Applications of Vector Spaces
Vector spaces are used in:
- Linear algebra: For solving systems of linear equations and matrix analysis.
- Physics: For describing physical quantities such as velocity, acceleration, and forces.
- Machine learning: Vectors represent data, and algorithms such as SVM or PCA rely on the properties of vector spaces.
- Computer graphics: For working with coordinates, transformations, and rendering.

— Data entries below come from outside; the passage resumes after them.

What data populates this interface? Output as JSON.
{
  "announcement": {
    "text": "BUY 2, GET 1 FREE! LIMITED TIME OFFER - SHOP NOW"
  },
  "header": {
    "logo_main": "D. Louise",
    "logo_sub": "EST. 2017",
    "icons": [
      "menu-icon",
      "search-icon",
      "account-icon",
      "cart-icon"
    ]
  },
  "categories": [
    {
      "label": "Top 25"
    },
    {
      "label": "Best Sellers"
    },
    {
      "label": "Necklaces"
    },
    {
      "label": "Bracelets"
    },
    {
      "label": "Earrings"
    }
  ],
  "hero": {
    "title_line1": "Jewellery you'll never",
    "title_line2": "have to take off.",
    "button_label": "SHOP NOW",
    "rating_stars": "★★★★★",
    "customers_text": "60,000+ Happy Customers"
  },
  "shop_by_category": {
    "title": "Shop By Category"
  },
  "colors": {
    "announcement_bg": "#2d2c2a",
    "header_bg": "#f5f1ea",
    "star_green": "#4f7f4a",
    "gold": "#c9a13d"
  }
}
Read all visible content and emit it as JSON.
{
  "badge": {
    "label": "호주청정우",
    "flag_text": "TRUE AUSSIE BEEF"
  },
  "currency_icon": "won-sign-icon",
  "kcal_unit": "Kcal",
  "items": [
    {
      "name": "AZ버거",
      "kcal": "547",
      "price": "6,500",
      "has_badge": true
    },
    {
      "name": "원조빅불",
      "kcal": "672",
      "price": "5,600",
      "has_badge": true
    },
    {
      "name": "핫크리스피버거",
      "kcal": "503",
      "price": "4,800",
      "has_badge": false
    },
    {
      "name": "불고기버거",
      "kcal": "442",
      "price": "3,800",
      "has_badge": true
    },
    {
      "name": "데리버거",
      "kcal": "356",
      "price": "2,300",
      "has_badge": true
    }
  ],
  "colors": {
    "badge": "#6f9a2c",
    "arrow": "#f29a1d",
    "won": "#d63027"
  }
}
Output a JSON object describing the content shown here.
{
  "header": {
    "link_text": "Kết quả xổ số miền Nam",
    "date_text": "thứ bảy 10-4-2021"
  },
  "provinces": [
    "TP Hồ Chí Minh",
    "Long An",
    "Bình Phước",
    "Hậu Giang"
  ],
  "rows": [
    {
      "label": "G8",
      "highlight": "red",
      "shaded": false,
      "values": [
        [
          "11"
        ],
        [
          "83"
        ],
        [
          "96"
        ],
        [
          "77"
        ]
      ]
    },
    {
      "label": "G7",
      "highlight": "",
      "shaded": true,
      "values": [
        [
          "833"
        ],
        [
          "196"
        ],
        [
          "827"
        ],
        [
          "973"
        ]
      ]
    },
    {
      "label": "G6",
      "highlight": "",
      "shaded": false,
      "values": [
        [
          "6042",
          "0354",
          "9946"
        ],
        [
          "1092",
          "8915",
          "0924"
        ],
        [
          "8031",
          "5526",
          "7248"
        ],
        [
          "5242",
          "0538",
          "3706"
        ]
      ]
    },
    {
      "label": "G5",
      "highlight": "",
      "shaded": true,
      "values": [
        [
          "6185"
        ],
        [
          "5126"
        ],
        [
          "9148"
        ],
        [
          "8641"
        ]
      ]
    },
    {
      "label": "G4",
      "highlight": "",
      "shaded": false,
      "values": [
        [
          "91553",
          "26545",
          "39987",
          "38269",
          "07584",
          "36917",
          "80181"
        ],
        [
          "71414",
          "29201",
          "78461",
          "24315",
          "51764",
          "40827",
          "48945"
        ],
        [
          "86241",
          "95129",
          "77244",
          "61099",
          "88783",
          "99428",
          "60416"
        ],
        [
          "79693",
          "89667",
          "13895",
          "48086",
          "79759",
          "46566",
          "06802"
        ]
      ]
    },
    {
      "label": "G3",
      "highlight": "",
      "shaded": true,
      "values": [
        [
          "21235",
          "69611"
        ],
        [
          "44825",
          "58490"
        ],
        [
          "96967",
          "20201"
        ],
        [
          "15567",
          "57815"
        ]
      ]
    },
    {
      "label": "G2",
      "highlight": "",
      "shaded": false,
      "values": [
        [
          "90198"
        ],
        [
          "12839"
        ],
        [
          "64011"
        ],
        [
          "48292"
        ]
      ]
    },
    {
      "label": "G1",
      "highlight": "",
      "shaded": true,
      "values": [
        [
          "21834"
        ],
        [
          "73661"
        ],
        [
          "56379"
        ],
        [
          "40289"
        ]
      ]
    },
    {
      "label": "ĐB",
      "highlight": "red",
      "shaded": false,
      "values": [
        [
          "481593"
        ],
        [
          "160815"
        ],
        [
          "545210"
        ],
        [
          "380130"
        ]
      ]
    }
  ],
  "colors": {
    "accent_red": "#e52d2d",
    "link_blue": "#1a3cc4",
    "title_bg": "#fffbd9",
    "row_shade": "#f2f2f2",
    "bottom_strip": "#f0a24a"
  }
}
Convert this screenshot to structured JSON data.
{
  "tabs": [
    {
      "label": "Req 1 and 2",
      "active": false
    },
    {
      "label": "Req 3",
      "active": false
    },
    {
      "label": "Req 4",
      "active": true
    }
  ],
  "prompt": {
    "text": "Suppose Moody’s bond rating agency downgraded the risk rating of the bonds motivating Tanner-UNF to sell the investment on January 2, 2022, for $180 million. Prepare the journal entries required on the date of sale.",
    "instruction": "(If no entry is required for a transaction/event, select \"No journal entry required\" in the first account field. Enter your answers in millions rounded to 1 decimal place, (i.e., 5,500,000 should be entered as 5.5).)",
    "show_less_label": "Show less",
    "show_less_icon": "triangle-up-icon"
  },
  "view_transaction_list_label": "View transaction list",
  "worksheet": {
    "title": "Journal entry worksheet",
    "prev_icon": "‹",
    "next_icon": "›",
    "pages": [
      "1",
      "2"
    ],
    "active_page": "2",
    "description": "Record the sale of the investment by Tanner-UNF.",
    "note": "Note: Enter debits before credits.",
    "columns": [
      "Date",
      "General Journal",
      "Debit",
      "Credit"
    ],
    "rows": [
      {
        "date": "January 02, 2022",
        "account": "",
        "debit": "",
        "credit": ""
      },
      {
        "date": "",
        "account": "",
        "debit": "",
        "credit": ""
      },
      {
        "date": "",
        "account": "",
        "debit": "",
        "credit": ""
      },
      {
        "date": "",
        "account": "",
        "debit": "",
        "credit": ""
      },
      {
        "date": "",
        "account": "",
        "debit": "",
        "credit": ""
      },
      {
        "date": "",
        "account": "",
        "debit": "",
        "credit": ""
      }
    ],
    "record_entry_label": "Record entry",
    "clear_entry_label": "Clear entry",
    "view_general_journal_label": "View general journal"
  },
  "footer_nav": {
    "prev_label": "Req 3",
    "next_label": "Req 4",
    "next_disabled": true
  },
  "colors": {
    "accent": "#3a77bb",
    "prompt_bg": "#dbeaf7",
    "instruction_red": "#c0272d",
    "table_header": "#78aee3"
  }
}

Where Do the Axioms Not Work?
It is important to remember that not all systems in mathematics and nature are vector spaces. For example, in some physical or social systems, addition is not commutative, there is no neutral element, or there is no scalar multiplication operation. In such cases, one must go beyond linear algebra and develop new structures—groups, rings, topological spaces, and so on. This expands our mathematical view of the world and reminds us that universal models do not exist.
Conclusion
A vector space is not just a mathematical construct but a universal language for describing structures in which simple and powerful laws of linearity apply. Where the axioms hold, we have tools capable of uniting very different phenomena—from geometry to machine learning. But it is important to remember: the power of this model lies in its boundaries. As soon as one of the axioms is violated, a new, different world of mathematics arises, requiring other tools and approaches. That is why understanding vector spaces is the first step to mastering the immense diversity of mathematical worlds, where linearity is just one of many possible symphonies.